A principios de marzo, el crédito se perfilaba como el gran salvador de la patria. Los bancos y sus créditos nos ayudarían a todos y nos darían un parche de alivio inmediato llamado liquidez. Cada institución financiera se apresuró a producir sus propias campañas comerciales en las que prevalecieron mensajes como el “estamos contigo” y “de ésta salimos juntos”.

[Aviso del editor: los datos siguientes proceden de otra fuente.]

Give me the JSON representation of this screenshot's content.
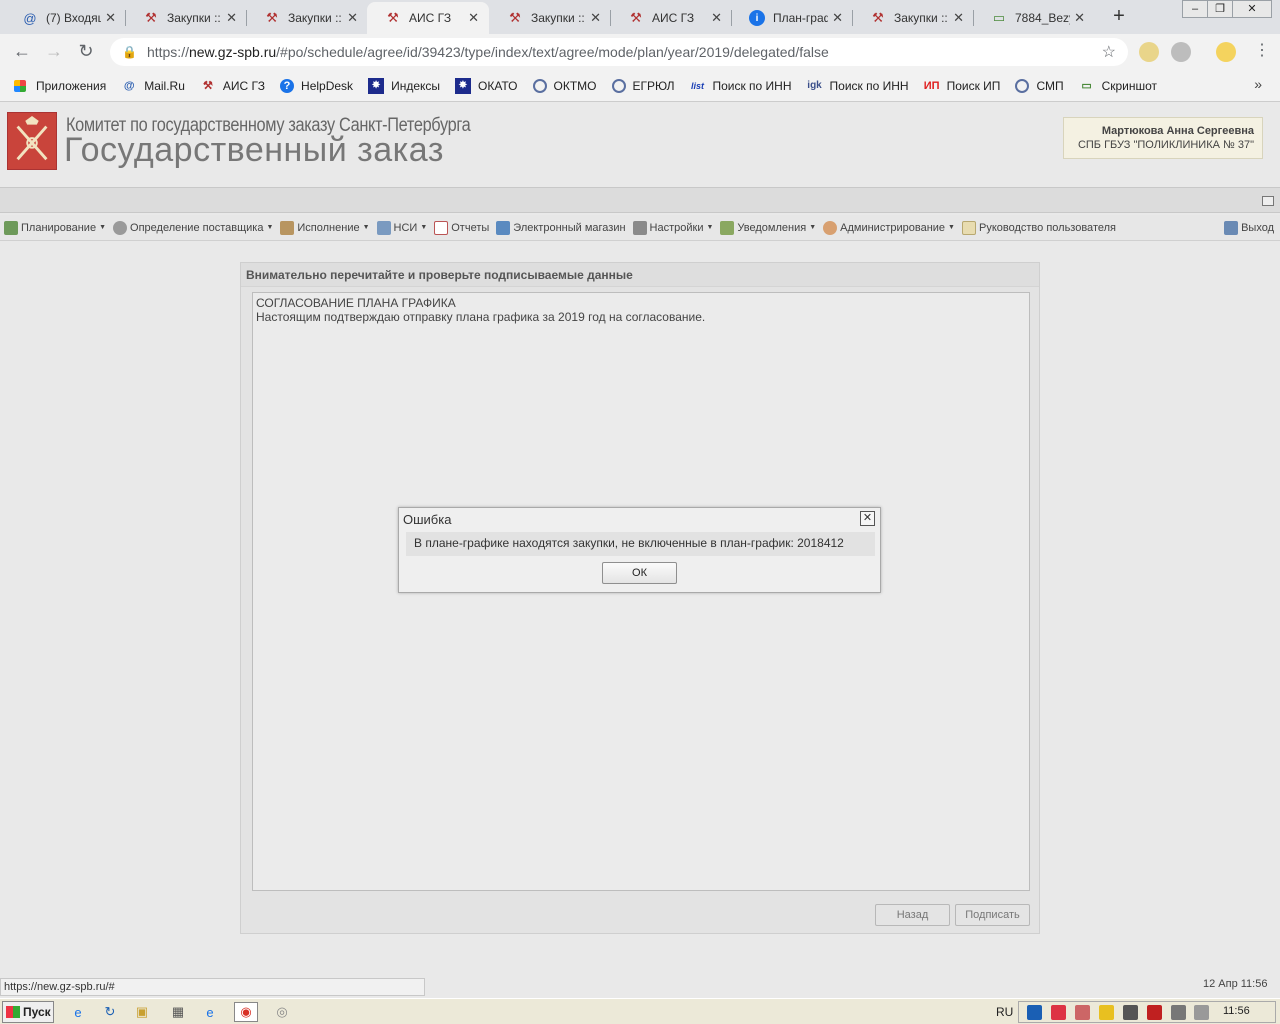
{
  "browser": {
    "tabs": [
      {
        "title": "(7) Входящ",
        "icon": "mail-icon"
      },
      {
        "title": "Закупки ::",
        "icon": "hammer-icon"
      },
      {
        "title": "Закупки ::",
        "icon": "hammer-icon"
      },
      {
        "title": "АИС ГЗ",
        "icon": "hammer-icon"
      },
      {
        "title": "Закупки ::",
        "icon": "hammer-icon"
      },
      {
        "title": "АИС ГЗ",
        "icon": "hammer-icon"
      },
      {
        "title": "План-граф",
        "icon": "info-icon"
      },
      {
        "title": "Закупки ::",
        "icon": "hammer-icon"
      },
      {
        "title": "7884_Bezyı",
        "icon": "image-icon"
      }
    ],
    "new_tab": "+",
    "url_prefix": "https://",
    "url_host": "new.gz-spb.ru",
    "url_path": "/#po/schedule/agree/id/39423/type/index/text/agree/mode/plan/year/2019/delegated/false",
    "bookmarks": [
      {
        "label": "Приложения",
        "icon": "apps-grid-icon"
      },
      {
        "label": "Mail.Ru",
        "icon": "mail-icon"
      },
      {
        "label": "АИС ГЗ",
        "icon": "hammer-icon"
      },
      {
        "label": "HelpDesk",
        "icon": "help-icon"
      },
      {
        "label": "Индексы",
        "icon": "star-badge-icon"
      },
      {
        "label": "ОКАТО",
        "icon": "star-badge-icon"
      },
      {
        "label": "ОКТМО",
        "icon": "emblem-icon"
      },
      {
        "label": "ЕГРЮЛ",
        "icon": "emblem-icon"
      },
      {
        "label": "Поиск по ИНН",
        "icon": "listorg-icon",
        "icon_text": "list"
      },
      {
        "label": "Поиск по ИНН",
        "icon": "igk-icon",
        "icon_text": "igk"
      },
      {
        "label": "Поиск ИП",
        "icon": "ip-icon",
        "icon_text": "ИП"
      },
      {
        "label": "СМП",
        "icon": "emblem-icon"
      },
      {
        "label": "Скриншот",
        "icon": "image-icon"
      }
    ],
    "bookmarks_more": "»"
  },
  "site": {
    "org": "Комитет по государственному заказу Санкт-Петербурга",
    "title": "Государственный заказ",
    "user_name": "Мартюкова Анна Сергеевна",
    "user_org": "СПБ ГБУЗ \"ПОЛИКЛИНИКА № 37\""
  },
  "menu": {
    "items": [
      {
        "label": "Планирование",
        "dropdown": true
      },
      {
        "label": "Определение поставщика",
        "dropdown": true
      },
      {
        "label": "Исполнение",
        "dropdown": true
      },
      {
        "label": "НСИ",
        "dropdown": true
      },
      {
        "label": "Отчеты",
        "dropdown": false
      },
      {
        "label": "Электронный магазин",
        "dropdown": false
      },
      {
        "label": "Настройки",
        "dropdown": true
      },
      {
        "label": "Уведомления",
        "dropdown": true
      },
      {
        "label": "Администрирование",
        "dropdown": true
      },
      {
        "label": "Руководство пользователя",
        "dropdown": false
      }
    ],
    "logout": "Выход"
  },
  "panel": {
    "header": "Внимательно перечитайте и проверьте подписываемые данные",
    "line1": "СОГЛАСОВАНИЕ ПЛАНА ГРАФИКА",
    "line2": "Настоящим подтверждаю отправку плана графика за 2019 год на согласование.",
    "back_button": "Назад",
    "sign_button": "Подписать"
  },
  "dialog": {
    "title": "Ошибка",
    "message": "В плане-графике находятся закупки, не включенные в план-график: 2018412",
    "ok": "ОК"
  },
  "status": {
    "url": "https://new.gz-spb.ru/#",
    "date": "12 Апр 11:56"
  },
  "taskbar": {
    "start": "Пуск",
    "lang": "RU",
    "clock": "11:56"
  },
  "colors": {
    "crest": "#c9443b",
    "chrome_bar": "#dfe1e5",
    "page_bg": "#e9e9e9"
  }
}
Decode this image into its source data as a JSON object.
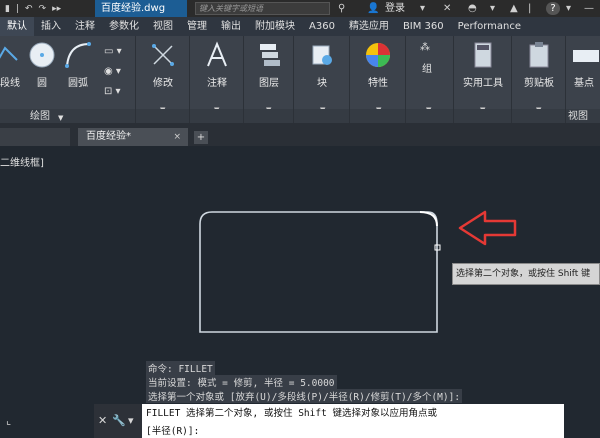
{
  "titlebar": {
    "file_name": "百度经验.dwg",
    "search_placeholder": "键入关键字或短语",
    "login_label": "登录",
    "help_label": "?"
  },
  "ribbon_tabs": [
    {
      "label": "默认",
      "active": true
    },
    {
      "label": "插入"
    },
    {
      "label": "注释"
    },
    {
      "label": "参数化"
    },
    {
      "label": "视图"
    },
    {
      "label": "管理"
    },
    {
      "label": "输出"
    },
    {
      "label": "附加模块"
    },
    {
      "label": "A360"
    },
    {
      "label": "精选应用"
    },
    {
      "label": "BIM 360"
    },
    {
      "label": "Performance"
    }
  ],
  "ribbon": {
    "draw_tools": [
      "段线",
      "圆",
      "圆弧"
    ],
    "draw_section": "绘图",
    "modify": "修改",
    "annotate": "注释",
    "layers": "图层",
    "block": "块",
    "properties": "特性",
    "group": "组",
    "utilities": "实用工具",
    "clipboard": "剪贴板",
    "base": "基点",
    "view_section": "视图"
  },
  "drawing_tab": {
    "label": "百度经验*",
    "close": "×",
    "add": "+"
  },
  "canvas": {
    "view_label": "二维线框]",
    "tooltip": "选择第二个对象，或按住 Shift 键"
  },
  "command": {
    "history": [
      "命令: FILLET",
      "当前设置: 模式 = 修剪, 半径 = 5.0000",
      "选择第一个对象或 [放弃(U)/多段线(P)/半径(R)/修剪(T)/多个(M)]:"
    ],
    "prompt": "FILLET 选择第二个对象, 或按住 Shift 键选择对象以应用角点或",
    "option": "[半径(R)]:"
  },
  "colors": {
    "arrow": "#e53935",
    "accent": "#1c5d94",
    "rectangle": "#cfd8e0"
  }
}
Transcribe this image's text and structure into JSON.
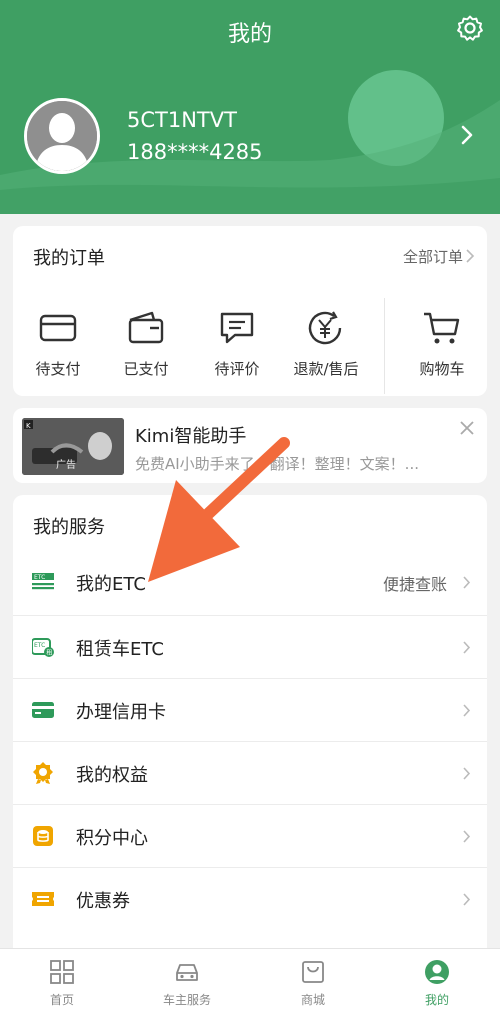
{
  "header": {
    "title": "我的",
    "username": "5CT1NTVT",
    "phone": "188****4285"
  },
  "orders": {
    "title": "我的订单",
    "all_label": "全部订单",
    "items": [
      {
        "label": "待支付",
        "icon": "card-icon"
      },
      {
        "label": "已支付",
        "icon": "wallet-icon"
      },
      {
        "label": "待评价",
        "icon": "comment-icon"
      },
      {
        "label": "退款/售后",
        "icon": "refund-icon"
      },
      {
        "label": "购物车",
        "icon": "cart-icon"
      }
    ]
  },
  "ad": {
    "title": "Kimi智能助手",
    "desc": "免费AI小助手来了：翻译！整理！文案！...",
    "thumb_text": "广告"
  },
  "services": {
    "title": "我的服务",
    "items": [
      {
        "label": "我的ETC",
        "extra": "便捷查账",
        "icon": "etc-icon"
      },
      {
        "label": "租赁车ETC",
        "extra": "",
        "icon": "rental-etc-icon"
      },
      {
        "label": "办理信用卡",
        "extra": "",
        "icon": "credit-card-icon"
      },
      {
        "label": "我的权益",
        "extra": "",
        "icon": "badge-icon"
      },
      {
        "label": "积分中心",
        "extra": "",
        "icon": "points-icon"
      },
      {
        "label": "优惠券",
        "extra": "",
        "icon": "coupon-icon"
      }
    ]
  },
  "tabs": [
    {
      "label": "首页",
      "icon": "grid-icon"
    },
    {
      "label": "车主服务",
      "icon": "car-icon"
    },
    {
      "label": "商城",
      "icon": "bag-icon"
    },
    {
      "label": "我的",
      "icon": "user-icon",
      "active": true
    }
  ],
  "colors": {
    "brand_green": "#3f9f63",
    "etc_green": "#2e9a5a",
    "orange_icon": "#f0a500",
    "annotation_arrow": "#f26a3b"
  }
}
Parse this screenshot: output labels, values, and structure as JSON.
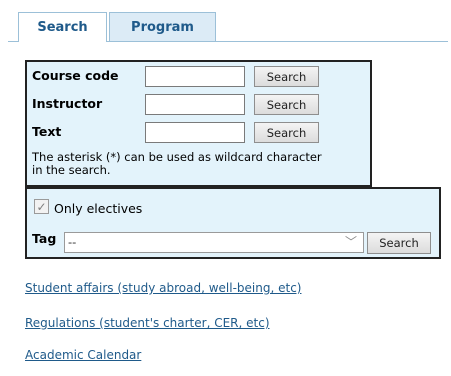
{
  "tabs": [
    {
      "label": "Search"
    },
    {
      "label": "Program"
    }
  ],
  "search": {
    "rows": [
      {
        "label": "Course code",
        "value": "",
        "button": "Search"
      },
      {
        "label": "Instructor",
        "value": "",
        "button": "Search"
      },
      {
        "label": "Text",
        "value": "",
        "button": "Search"
      }
    ],
    "note": "The asterisk (*) can be used as wildcard character in the search."
  },
  "electives": {
    "checkbox_label": "Only electives",
    "checked": true,
    "tag_label": "Tag",
    "tag_value": "--",
    "tag_button": "Search"
  },
  "links": [
    {
      "label": "Student affairs (study abroad, well-being, etc)"
    },
    {
      "label": "Regulations (student's charter, CER, etc)"
    },
    {
      "label": "Academic Calendar"
    }
  ]
}
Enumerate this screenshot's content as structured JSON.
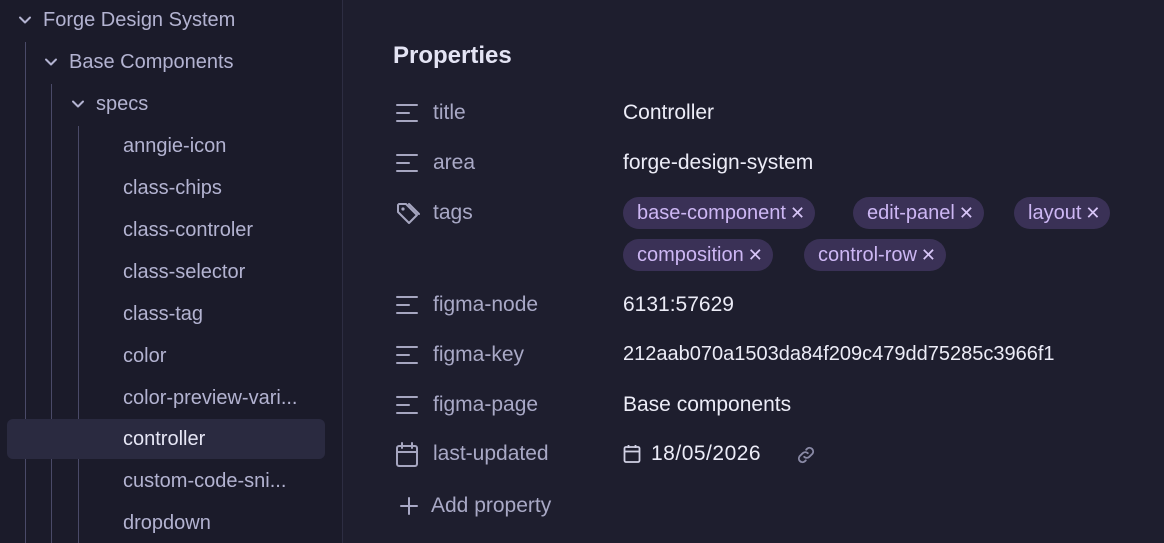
{
  "sidebar": {
    "root": "Forge Design System",
    "group": "Base Components",
    "folder": "specs",
    "items": [
      "anngie-icon",
      "class-chips",
      "class-controler",
      "class-selector",
      "class-tag",
      "color",
      "color-preview-vari...",
      "controller",
      "custom-code-sni...",
      "dropdown"
    ],
    "selected": "controller"
  },
  "properties": {
    "heading": "Properties",
    "title": {
      "key": "title",
      "value": "Controller",
      "icon": "text-lines-icon"
    },
    "area": {
      "key": "area",
      "value": "forge-design-system",
      "icon": "text-lines-icon"
    },
    "tags": {
      "key": "tags",
      "icon": "tag-icon",
      "values": [
        "base-component",
        "edit-panel",
        "layout",
        "composition",
        "control-row"
      ],
      "remove_glyph": "✕"
    },
    "figma_node": {
      "key": "figma-node",
      "value": "6131:57629",
      "icon": "text-lines-icon"
    },
    "figma_key": {
      "key": "figma-key",
      "value": "212aab070a1503da84f209c479dd75285c3966f1",
      "icon": "text-lines-icon"
    },
    "figma_page": {
      "key": "figma-page",
      "value": "Base components",
      "icon": "text-lines-icon"
    },
    "last_updated": {
      "key": "last-updated",
      "value": "18/05/2026",
      "icon": "calendar-icon"
    },
    "add_label": "Add property"
  },
  "colors": {
    "background": "#1e1e2e",
    "sidebar": "#1b1b2a",
    "tag_bg": "#3a3156",
    "tag_text": "#cdb7f4"
  }
}
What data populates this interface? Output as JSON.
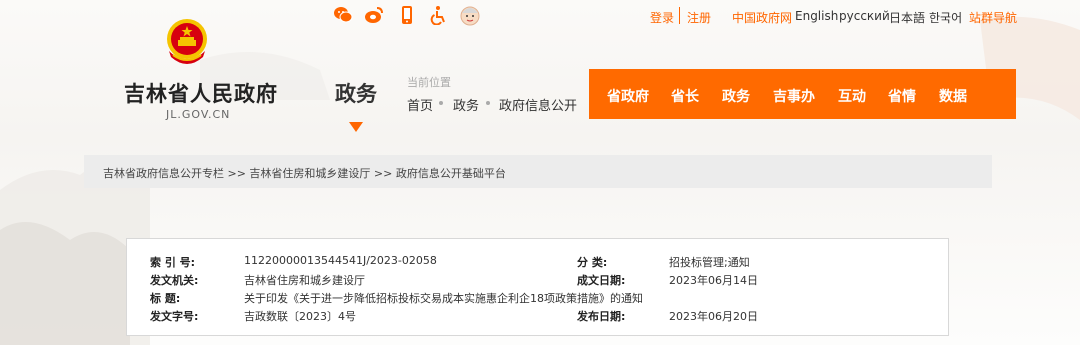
{
  "top": {
    "login": "登录",
    "register": "注册",
    "links": [
      "中国政府网",
      "English",
      "русский",
      "日本語",
      "한국어",
      "站群导航"
    ]
  },
  "logo": {
    "name": "吉林省人民政府",
    "domain": "JL.GOV.CN"
  },
  "section": {
    "title": "政务"
  },
  "location": {
    "label": "当前位置",
    "crumbs": [
      "首页",
      "政务",
      "政府信息公开"
    ]
  },
  "nav": {
    "items": [
      "省政府",
      "省长",
      "政务",
      "吉事办",
      "互动",
      "省情",
      "数据"
    ]
  },
  "breadcrumb": {
    "text": "吉林省政府信息公开专栏 >> 吉林省住房和城乡建设厅 >> 政府信息公开基础平台"
  },
  "info": {
    "index_label": "索 引 号:",
    "index_value": "11220000013544541J/2023-02058",
    "category_label": "分 类:",
    "category_value": "招投标管理;通知",
    "issuer_label": "发文机关:",
    "issuer_value": "吉林省住房和城乡建设厅",
    "written_date_label": "成文日期:",
    "written_date_value": "2023年06月14日",
    "title_label": "标 题:",
    "title_value": "关于印发《关于进一步降低招标投标交易成本实施惠企利企18项政策措施》的通知",
    "doc_no_label": "发文字号:",
    "doc_no_value": "吉政数联〔2023〕4号",
    "publish_date_label": "发布日期:",
    "publish_date_value": "2023年06月20日"
  },
  "colors": {
    "accent": "#ff6a00",
    "emblem_red": "#d7000f",
    "emblem_gold": "#f5c400"
  },
  "icons": [
    "wechat-icon",
    "weibo-icon",
    "mobile-icon",
    "accessibility-icon",
    "elderly-mode-icon"
  ]
}
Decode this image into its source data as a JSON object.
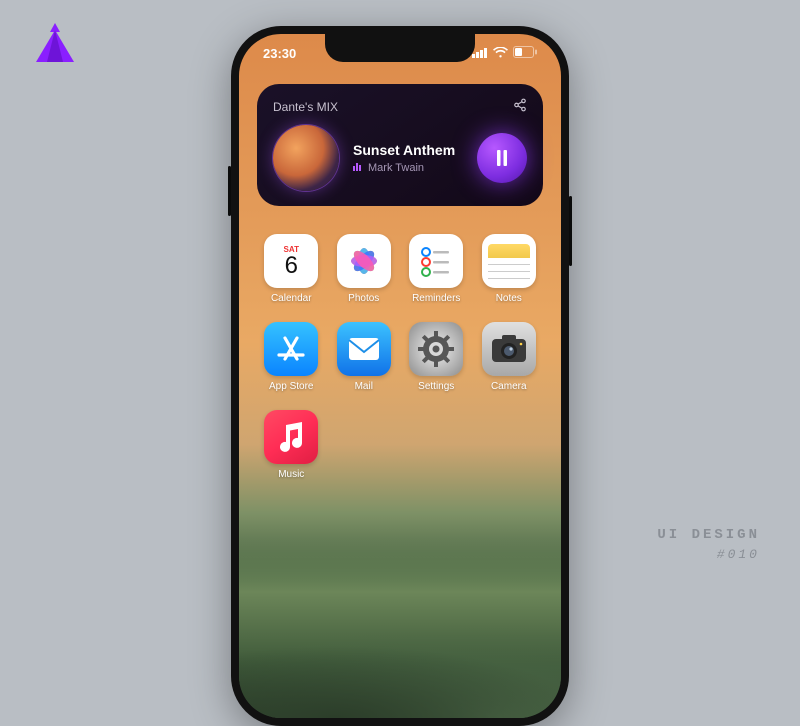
{
  "logo_color": "#8a1fff",
  "caption": {
    "line1": "UI DESIGN",
    "line2": "#010"
  },
  "statusbar": {
    "time": "23:30"
  },
  "widget": {
    "playlist": "Dante's MIX",
    "track_title": "Sunset Anthem",
    "track_artist": "Mark Twain",
    "state": "playing"
  },
  "calendar": {
    "weekday": "SAT",
    "day": "6"
  },
  "apps": [
    {
      "key": "calendar",
      "label": "Calendar"
    },
    {
      "key": "photos",
      "label": "Photos"
    },
    {
      "key": "reminders",
      "label": "Reminders"
    },
    {
      "key": "notes",
      "label": "Notes"
    },
    {
      "key": "appstore",
      "label": "App Store"
    },
    {
      "key": "mail",
      "label": "Mail"
    },
    {
      "key": "settings",
      "label": "Settings"
    },
    {
      "key": "camera",
      "label": "Camera"
    },
    {
      "key": "music",
      "label": "Music"
    }
  ]
}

Los que se apresuraron a pedir prestado con sus recibos de nómina intactos o medio intactos, y con sus reportes de ganancias de la antigua normalidad, vieron sus préstamos aprobados y se aseguraron de suplir sus necesidades y alimentar a sus vacas flacas. Hoy la historia es otra: aquellos bancos que antes habrían puesto las manos en el fuego por ti te han hecho “ghosting” y ya ni te contestan el teléfono. Otros bancos te prestan mucho menos, aunque tus recibos de nómina demuestren el mismo ingreso.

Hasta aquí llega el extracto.